One finds this in her works, and especially in Johnny Ludlow, where one is as quickly moved to tears as to laughter. It was so in life. She possessed in the highest degree a living interest in things and people, indicative of strong vital force as well as human sympathy; combined in her, as often in others, with great powers of observation. This interest in things and people extended itself to everything that concerned their welfare; to all social topics of the day. Seldom, however, did her pen take up the cause of such matters. She felt it was not her vocation, for these things often led to arguments, which she would never be drawn into. But if she departed from her rule, her insight into the curious workings of the human heart, her clear judgment went straight to the root of the matter. There sometimes came proof of this, and on two occasions they were nearly parallel cases.
The first was in connection with Colburn’s New Monthly Magazine.
Mrs. Wood was at that time writing stories that touched upon certain religious topics and a danger that seemed threatening to England. The stories pointed out the subtle evil in question. After a time, a deputation interested in the evils exposed waited upon Mr. Francis Ainsworth and demanded the name of the author, promising untold retribution, beginning with Mr. Ainsworth himself, if the name were withheld. It was not given; and nothing happened, and Mr. Ainsworth is still living. But the incident caused both author and editor much amusement and some lively correspondence: and was moreover a tribute to the truth and power of the stories.

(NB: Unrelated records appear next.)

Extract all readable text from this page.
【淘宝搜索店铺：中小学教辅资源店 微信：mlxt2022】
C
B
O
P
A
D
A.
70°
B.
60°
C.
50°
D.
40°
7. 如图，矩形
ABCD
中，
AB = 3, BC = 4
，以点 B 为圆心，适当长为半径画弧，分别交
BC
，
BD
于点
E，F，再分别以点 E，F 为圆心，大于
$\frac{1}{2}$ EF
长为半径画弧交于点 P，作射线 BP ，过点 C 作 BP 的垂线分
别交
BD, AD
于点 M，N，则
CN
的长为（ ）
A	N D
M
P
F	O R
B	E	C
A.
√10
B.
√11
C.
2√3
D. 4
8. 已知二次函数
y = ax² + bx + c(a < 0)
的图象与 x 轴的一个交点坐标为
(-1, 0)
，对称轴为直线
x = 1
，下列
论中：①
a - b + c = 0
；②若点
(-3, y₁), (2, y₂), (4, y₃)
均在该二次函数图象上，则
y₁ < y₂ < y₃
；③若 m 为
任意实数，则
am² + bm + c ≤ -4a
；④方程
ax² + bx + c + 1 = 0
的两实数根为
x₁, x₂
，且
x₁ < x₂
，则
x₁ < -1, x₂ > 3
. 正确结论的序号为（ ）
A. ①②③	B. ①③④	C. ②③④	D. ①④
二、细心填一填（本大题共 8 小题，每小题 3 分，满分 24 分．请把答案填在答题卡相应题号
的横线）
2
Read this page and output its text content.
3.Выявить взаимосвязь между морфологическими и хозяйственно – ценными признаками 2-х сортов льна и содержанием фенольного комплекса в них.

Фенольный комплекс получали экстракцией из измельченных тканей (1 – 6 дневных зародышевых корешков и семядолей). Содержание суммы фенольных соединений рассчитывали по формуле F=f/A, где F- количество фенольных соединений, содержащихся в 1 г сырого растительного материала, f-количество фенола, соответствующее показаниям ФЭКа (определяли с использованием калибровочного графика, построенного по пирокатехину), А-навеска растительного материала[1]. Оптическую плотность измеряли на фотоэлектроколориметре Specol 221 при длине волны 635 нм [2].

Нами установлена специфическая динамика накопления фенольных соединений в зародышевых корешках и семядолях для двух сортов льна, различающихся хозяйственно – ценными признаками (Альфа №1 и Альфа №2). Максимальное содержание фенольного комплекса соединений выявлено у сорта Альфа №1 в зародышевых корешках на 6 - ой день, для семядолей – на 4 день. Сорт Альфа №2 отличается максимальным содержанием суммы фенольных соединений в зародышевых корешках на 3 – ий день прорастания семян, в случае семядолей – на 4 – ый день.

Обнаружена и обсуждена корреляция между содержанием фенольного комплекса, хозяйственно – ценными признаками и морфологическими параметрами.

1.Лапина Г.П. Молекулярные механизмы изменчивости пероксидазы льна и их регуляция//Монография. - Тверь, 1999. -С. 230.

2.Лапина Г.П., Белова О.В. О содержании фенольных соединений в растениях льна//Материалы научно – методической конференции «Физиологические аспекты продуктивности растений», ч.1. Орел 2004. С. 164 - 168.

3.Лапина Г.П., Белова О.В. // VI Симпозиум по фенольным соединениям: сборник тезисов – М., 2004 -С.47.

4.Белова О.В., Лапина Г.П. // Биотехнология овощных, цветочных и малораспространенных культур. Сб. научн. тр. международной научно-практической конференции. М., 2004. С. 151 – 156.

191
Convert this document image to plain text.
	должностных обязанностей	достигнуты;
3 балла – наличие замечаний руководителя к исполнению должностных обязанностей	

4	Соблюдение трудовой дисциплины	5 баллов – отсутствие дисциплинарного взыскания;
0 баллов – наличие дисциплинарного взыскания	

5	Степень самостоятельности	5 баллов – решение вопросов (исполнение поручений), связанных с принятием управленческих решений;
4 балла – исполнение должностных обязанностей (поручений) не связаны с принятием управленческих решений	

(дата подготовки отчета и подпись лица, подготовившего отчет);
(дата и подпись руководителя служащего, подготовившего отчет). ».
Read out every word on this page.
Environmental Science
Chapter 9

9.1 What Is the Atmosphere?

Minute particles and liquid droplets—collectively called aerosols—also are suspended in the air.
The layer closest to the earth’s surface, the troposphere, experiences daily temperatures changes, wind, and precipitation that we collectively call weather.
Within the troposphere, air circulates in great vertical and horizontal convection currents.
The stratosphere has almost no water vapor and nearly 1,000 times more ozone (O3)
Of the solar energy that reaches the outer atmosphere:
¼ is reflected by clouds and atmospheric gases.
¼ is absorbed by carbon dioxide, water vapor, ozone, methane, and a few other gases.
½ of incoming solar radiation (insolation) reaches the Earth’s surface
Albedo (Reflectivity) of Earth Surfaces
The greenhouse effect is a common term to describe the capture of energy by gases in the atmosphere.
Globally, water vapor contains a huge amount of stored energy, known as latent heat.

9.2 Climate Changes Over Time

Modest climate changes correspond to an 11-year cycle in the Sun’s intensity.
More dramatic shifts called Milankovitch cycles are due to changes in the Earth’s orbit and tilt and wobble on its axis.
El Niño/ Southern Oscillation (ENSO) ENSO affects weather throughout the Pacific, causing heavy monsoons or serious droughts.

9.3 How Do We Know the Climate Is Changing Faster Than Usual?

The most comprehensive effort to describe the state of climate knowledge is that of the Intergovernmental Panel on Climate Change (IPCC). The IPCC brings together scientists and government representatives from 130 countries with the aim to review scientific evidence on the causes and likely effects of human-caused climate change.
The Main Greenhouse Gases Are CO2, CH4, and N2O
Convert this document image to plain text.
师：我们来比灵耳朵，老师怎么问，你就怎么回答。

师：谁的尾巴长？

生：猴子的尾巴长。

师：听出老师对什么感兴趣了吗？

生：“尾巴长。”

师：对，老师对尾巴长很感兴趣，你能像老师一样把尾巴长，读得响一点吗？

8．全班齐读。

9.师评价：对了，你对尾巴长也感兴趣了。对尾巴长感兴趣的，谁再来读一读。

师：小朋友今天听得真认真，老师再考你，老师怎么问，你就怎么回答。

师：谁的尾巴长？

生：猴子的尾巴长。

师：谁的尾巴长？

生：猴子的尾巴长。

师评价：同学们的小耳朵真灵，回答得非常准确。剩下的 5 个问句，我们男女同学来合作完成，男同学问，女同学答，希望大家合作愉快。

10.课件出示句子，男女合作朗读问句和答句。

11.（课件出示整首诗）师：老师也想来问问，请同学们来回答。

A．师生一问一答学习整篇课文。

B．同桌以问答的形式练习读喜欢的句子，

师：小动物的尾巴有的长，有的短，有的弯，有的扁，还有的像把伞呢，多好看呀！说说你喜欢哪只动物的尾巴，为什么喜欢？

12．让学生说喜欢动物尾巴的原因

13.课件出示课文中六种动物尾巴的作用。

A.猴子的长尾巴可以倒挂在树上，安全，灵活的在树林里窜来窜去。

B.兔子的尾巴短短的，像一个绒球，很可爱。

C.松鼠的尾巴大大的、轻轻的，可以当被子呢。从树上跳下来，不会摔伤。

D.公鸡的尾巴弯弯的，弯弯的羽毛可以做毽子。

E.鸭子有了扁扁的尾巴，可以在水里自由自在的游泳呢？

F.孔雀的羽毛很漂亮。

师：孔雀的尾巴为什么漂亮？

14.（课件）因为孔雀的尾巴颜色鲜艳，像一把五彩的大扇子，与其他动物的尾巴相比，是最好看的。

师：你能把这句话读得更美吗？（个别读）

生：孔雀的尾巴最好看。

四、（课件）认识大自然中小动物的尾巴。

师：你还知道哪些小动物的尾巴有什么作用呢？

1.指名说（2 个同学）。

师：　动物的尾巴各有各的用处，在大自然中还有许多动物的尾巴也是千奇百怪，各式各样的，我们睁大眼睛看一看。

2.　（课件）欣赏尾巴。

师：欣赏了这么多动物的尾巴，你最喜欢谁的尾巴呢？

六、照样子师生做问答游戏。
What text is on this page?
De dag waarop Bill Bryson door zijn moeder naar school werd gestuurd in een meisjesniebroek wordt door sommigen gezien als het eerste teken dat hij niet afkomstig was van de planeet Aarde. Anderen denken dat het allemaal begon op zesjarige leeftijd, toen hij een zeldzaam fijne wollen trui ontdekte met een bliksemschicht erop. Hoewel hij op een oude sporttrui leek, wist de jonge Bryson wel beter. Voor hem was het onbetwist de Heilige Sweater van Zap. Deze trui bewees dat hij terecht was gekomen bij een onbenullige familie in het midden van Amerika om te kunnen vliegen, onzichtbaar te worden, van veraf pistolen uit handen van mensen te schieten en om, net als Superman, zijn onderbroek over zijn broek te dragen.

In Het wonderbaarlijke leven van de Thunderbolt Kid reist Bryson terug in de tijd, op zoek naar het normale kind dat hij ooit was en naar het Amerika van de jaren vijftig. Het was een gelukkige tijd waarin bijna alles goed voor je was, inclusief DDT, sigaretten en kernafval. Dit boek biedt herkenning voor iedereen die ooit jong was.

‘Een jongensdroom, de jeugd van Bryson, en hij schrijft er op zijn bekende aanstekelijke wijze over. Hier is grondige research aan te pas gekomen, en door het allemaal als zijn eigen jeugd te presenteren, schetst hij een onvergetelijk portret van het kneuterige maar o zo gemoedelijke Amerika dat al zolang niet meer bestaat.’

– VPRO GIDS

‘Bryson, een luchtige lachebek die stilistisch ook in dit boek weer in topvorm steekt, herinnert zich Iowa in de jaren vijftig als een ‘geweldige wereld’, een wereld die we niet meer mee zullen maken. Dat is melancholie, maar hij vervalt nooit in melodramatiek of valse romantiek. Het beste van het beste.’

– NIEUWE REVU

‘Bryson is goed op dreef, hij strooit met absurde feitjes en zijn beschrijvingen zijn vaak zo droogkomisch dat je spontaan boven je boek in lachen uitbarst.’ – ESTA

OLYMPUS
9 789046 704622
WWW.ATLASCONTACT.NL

The second occasion happened when A Life’s Secret was passing through one of the magazines of the Religious Tract Society. This work touched upon the effects of Strikes and matters connected with them — movements then only commencing, but from which the author saw that danger might arise to the industry of the country
and trouble to the working classes.
The dangers, by a series of dramatic incidents, were vividly portrayed in the course of the story, and those most concerned in the matter presently demanded the name of the writer who thus exposed and prophesied. The house in Paternoster Row was besieged and the windows were threatened. Again the name was withheld, and again house and windows were spared. This took place very many years ago, and many of the consequences foretold in A Lifts Secret have become matters of history.